Echo burning. A Jack Reacher Novel. Lee Child

“Bobby doesn’t know you called the IRS,” he said. “He thinks it was random snooping. So maybe Sloop does, too.

She shook her head. “Sloop knows.”

“How?”

She shrugged. “Actually, he doesn’t know. But he convinced himself it had to be me. He was looking for somebody to blame, and who else is there? No evidence or anything, but as it happens he’s right. Ironic, isn’t it?”

“But he didn’t tell Bobby.”

“He wouldn’t. He’s too stubborn to agree with them. They hate me, he hates me, he keeps it a secret, they keep it a secret. From him, I mean. They make sure I know it.”

“You should get out. You’ve got forty-eight hours.”

She nodded. “Forty-eight hours exactly, I think. They’ll let him out at seven in the morning. They’ll drive all night to be there for him. It’s about seven hours. So he’ll be back home this time on Monday. Just after lunch.”

“So get out, right now.”

“I can’t.”

“You should,” he said. “This place is impossible. It’s like the outside world doesn’t exist.”

She smiled, bitterly. “Tell me about it. I’ve lived here nearly seven years. My whole adult life, give or take.”

She hung her hat and her pocketbook on a nail in the wall. Did all the saddling work herself, quickly and efficiently. She was lithe and deft. The slim muscles in her arms bunched and relaxed as she lifted the saddles. Her fingers were precise with the buckles. She readied two horses in a quarter of the time he had taken to do one.

“You’re pretty good at this,” he said.

“Gracias, senor, “she said. “I get a lot of practice.”

“So how can they believe you keep falling off, regular as clockwork?”

“They think I’m clumsy.”

He watched her lead his horse out of its stall. It was one of the geldings. She was tiny beside it. In the jeans, he could have spanned her waist with his hand.

“You sure don’t look clumsy,” he said.

She shrugged. “People believe what they need to.”

He took the reins from her.

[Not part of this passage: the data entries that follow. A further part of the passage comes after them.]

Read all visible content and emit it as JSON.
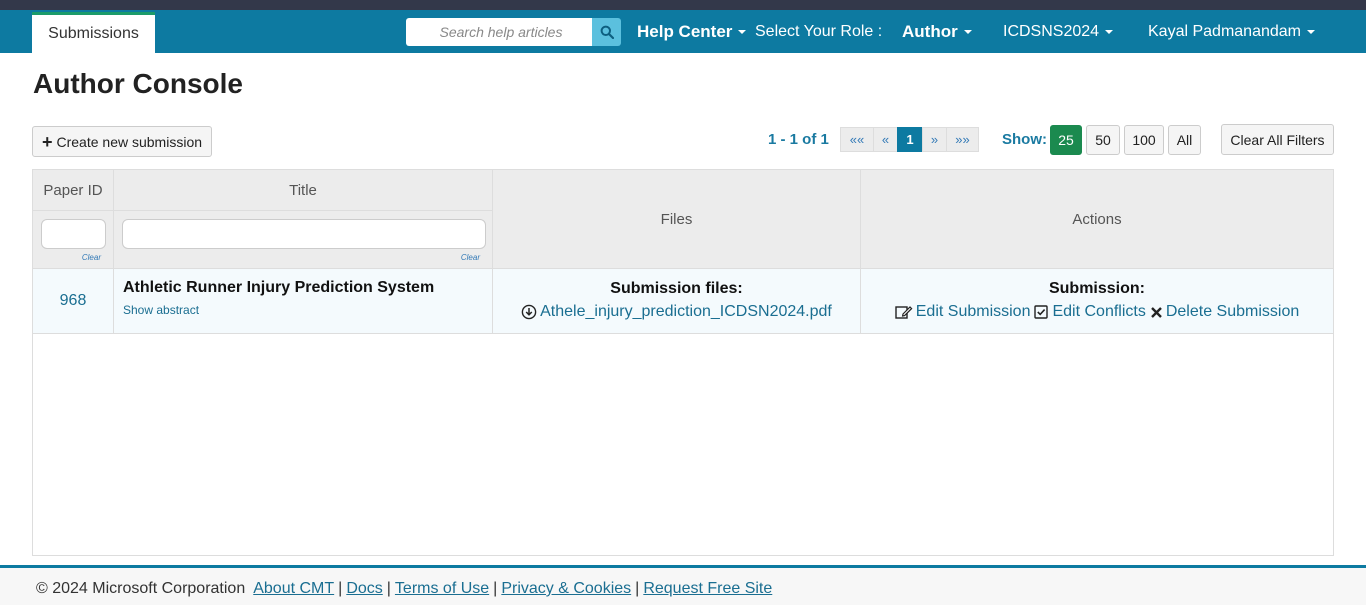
{
  "nav": {
    "tab_submissions": "Submissions",
    "search_placeholder": "Search help articles",
    "help_center": "Help Center",
    "role_label": "Select Your Role :",
    "role_value": "Author",
    "conference": "ICDSNS2024",
    "user": "Kayal Padmanandam"
  },
  "page": {
    "title": "Author Console",
    "create_button": "Create new submission",
    "range": "1 - 1 of 1",
    "pager": {
      "first": "««",
      "prev": "«",
      "current": "1",
      "next": "»",
      "last": "»»"
    },
    "show_label": "Show:",
    "show_options": [
      "25",
      "50",
      "100",
      "All"
    ],
    "show_selected": "25",
    "clear_filters": "Clear All Filters"
  },
  "table": {
    "headers": {
      "paper_id": "Paper ID",
      "title": "Title",
      "files": "Files",
      "actions": "Actions"
    },
    "clear_label": "Clear",
    "rows": [
      {
        "paper_id": "968",
        "title": "Athletic Runner Injury Prediction System",
        "show_abstract": "Show abstract",
        "files_heading": "Submission files:",
        "file_name": "Athele_injury_prediction_ICDSN2024.pdf",
        "actions_heading": "Submission:",
        "edit_submission": "Edit Submission",
        "edit_conflicts": "Edit Conflicts",
        "delete_submission": "Delete Submission"
      }
    ]
  },
  "footer": {
    "copyright": "© 2024 Microsoft Corporation",
    "links": [
      "About CMT",
      "Docs",
      "Terms of Use",
      "Privacy & Cookies",
      "Request Free Site"
    ]
  },
  "colors": {
    "navbar": "#0d7aa1",
    "accent_green": "#1b8a4f",
    "link": "#1a6e91"
  }
}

The horse huffed through its nose and shifted its feet. Moved its head up and down, up and down. His hand went with it.

“Walk him out,” she said.

“Shouldn’t we have leather pants? And riding gloves?”

“Are you kidding? We never wear that stuff here. It’s way too hot.”

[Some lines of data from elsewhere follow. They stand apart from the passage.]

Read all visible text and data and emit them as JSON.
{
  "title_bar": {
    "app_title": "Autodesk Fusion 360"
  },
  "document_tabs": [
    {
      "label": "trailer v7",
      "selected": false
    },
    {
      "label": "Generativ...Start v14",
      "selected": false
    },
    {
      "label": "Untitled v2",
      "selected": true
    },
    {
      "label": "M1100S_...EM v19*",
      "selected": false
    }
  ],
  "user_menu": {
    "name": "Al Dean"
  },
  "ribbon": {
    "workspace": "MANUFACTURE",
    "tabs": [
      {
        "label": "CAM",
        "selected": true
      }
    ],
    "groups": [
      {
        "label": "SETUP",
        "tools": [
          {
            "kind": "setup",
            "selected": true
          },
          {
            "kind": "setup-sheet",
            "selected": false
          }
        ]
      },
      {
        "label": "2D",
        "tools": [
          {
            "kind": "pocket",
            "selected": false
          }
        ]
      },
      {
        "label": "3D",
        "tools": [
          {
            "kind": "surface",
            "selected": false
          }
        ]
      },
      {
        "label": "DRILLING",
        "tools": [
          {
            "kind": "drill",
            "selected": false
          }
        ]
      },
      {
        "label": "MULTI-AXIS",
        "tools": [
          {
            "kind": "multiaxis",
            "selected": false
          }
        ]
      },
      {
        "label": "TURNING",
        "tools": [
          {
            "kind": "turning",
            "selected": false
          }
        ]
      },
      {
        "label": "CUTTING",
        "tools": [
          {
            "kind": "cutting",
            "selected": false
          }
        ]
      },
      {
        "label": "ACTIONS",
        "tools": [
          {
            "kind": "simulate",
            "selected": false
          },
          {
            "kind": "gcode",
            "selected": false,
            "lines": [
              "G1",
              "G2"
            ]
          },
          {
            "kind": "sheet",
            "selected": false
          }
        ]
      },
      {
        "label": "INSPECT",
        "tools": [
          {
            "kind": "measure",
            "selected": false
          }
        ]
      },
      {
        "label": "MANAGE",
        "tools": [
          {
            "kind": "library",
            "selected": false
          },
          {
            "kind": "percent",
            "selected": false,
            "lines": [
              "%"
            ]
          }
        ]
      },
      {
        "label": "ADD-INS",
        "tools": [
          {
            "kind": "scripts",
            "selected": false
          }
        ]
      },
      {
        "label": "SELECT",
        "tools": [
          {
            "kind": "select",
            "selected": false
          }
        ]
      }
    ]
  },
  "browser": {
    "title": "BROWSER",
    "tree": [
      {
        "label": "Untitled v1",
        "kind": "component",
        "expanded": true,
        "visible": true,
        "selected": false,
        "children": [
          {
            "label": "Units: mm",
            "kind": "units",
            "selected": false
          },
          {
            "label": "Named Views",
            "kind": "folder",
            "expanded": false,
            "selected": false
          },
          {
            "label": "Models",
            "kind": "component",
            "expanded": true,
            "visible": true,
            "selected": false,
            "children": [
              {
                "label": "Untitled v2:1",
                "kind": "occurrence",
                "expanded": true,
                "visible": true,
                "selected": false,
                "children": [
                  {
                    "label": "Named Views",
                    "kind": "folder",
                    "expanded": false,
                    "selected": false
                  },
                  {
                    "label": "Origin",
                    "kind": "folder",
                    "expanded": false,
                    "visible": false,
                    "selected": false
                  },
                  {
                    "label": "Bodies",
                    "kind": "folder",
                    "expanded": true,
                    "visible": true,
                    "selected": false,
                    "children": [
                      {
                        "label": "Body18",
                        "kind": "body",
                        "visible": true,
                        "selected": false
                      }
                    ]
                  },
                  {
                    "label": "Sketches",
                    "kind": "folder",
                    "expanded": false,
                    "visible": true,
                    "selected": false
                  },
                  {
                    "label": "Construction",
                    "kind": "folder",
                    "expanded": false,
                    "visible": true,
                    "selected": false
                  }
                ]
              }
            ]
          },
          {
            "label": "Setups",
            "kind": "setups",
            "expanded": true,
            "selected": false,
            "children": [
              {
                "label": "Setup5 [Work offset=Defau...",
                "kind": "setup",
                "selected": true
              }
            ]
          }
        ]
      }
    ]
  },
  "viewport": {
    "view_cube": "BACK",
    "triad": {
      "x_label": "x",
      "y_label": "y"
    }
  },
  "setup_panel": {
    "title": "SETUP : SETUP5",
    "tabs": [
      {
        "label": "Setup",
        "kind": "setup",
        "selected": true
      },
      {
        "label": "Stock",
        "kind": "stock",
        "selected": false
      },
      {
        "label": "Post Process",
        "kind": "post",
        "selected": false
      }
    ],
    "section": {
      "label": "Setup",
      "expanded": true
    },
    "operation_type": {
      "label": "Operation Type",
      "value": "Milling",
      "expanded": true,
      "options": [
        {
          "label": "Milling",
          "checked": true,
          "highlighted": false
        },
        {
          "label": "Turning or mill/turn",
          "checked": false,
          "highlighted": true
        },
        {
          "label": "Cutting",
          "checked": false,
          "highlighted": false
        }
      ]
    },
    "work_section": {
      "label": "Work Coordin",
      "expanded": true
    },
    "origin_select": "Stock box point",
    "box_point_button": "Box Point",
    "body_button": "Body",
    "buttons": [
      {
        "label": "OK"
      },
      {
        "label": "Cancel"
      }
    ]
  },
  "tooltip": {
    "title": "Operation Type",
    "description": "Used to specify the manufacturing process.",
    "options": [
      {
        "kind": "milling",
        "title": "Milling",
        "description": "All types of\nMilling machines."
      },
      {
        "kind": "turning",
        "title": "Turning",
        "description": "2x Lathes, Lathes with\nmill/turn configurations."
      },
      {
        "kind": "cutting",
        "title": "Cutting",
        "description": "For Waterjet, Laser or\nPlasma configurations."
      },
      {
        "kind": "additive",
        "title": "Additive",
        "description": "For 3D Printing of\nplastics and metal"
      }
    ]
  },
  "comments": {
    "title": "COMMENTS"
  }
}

He waited for her. Her horse was the smaller mare. She wedged her hat on her head and took her pocketbook off the nail and put it in a saddlebag. Then she followed him, leading her mare confidently out into the yard, into the heat and the sun.

“O.K., like this,” she said. She stood on the mare’s left and put her left foot in the stirrup. Gripped the horn with her left hand and bounced twice on her right leg and jacked herself smoothly into the saddle. He tried it the same way. Put his left foot in the stirrup, grasped the horn, put all his weight on the stirrup foot and straightened his leg and pulled with his hand. Leaned his weight forward and right and suddenly he was up there in the seat. The horse felt very wide, and he was very high in the air. About the same as riding on an armored personnel carrier.

“Put your right foot in,” she said.

He jammed his foot into the other stirrup and squirmed around until he was as comfortable as he was ever going to get. The horse waited patiently.

“Now bunch the reins on the horn, in your left hand.”

That part was easy. It was just a question of imitating the movies. He let his right hand swing free, like he was carrying a Winchester repeater or a coil of rope.

O.K., now just relax. And kick gently with your heels.” He kicked once and the horse lurched into a walk. He used his left hand on the horn to keep himself steady. After a couple of paces he began to understand the rhythm. The horse was moving him left and right and forward and back with every alternate step. He held tight to the horn and used pressure from his feet to keep his body still.